The underlying disconnect is something that the sociology professor David Yamane (who writes the Gun Culture 2.0 blog) talks about often: because of a lack of familiarity with gun owners, the public health community pathologizes gun ownership, treating it as an inherent harm to be managed. More on that in our piece, “Guns are specifically designed to kill: the logic error behind the whole gun debate”.

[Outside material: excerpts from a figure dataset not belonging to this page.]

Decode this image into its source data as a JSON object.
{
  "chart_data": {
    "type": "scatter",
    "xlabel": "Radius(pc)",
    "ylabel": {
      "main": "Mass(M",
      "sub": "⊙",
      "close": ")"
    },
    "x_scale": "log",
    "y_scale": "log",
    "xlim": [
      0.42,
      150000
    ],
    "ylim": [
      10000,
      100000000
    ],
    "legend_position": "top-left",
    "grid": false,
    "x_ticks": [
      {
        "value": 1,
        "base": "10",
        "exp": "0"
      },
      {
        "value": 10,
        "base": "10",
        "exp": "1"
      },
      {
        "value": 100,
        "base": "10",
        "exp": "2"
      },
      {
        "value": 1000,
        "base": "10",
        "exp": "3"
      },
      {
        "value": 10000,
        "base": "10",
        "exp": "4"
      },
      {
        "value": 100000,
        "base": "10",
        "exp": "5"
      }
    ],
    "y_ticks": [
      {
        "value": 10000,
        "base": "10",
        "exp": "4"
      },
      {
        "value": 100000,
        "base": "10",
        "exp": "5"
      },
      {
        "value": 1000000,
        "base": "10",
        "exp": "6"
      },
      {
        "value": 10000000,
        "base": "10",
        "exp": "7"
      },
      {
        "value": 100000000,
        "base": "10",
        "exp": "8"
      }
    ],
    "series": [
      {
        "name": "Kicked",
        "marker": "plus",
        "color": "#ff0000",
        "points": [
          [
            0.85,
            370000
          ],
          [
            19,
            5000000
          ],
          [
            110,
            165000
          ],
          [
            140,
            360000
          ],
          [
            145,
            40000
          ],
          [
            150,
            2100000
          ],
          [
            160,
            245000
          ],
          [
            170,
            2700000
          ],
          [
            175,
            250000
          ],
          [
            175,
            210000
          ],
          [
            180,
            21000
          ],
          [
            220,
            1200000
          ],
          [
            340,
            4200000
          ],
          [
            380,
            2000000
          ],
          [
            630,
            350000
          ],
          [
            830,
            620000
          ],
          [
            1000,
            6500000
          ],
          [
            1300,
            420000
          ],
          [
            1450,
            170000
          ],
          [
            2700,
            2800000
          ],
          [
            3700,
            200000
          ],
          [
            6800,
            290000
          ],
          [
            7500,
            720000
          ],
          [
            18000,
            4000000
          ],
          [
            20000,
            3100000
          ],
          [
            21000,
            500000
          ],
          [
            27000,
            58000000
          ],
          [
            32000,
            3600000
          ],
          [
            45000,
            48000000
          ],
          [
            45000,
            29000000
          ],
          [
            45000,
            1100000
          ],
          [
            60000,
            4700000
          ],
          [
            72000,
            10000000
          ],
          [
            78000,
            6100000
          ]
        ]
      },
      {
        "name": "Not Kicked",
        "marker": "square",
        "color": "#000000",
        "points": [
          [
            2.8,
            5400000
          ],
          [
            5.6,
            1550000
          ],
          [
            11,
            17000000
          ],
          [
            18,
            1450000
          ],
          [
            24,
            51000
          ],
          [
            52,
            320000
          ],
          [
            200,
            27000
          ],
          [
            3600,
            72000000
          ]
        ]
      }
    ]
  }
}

Universal silencer standard: HUB 1.375×24 TPI
Just discovered this article from back in January. Attachments and adapters in the suppressor industry are like computers were before USB came along. But that’s finally starting to improve. Look for the industry keep standardizing as it grows — because another lesson from the computer world is that building on top of standards is how you get to the mass market.
Post-bankruptcy, Remington’s brands are being sold off to various new owners
The major ones:
Ruger will acquire Marlin.
Vista Outdoors will acquire Remington Ammunition.
JJE Capital Holdings (the private equity firm that owns Palmetto State Armory) will acquire DPMS, H&R, Stormlake, and AAC.
Franklin Armory will acquire Bushmaster.
This is probably good news. Selling the brands off to better-run companies will put them in a better position to succeed.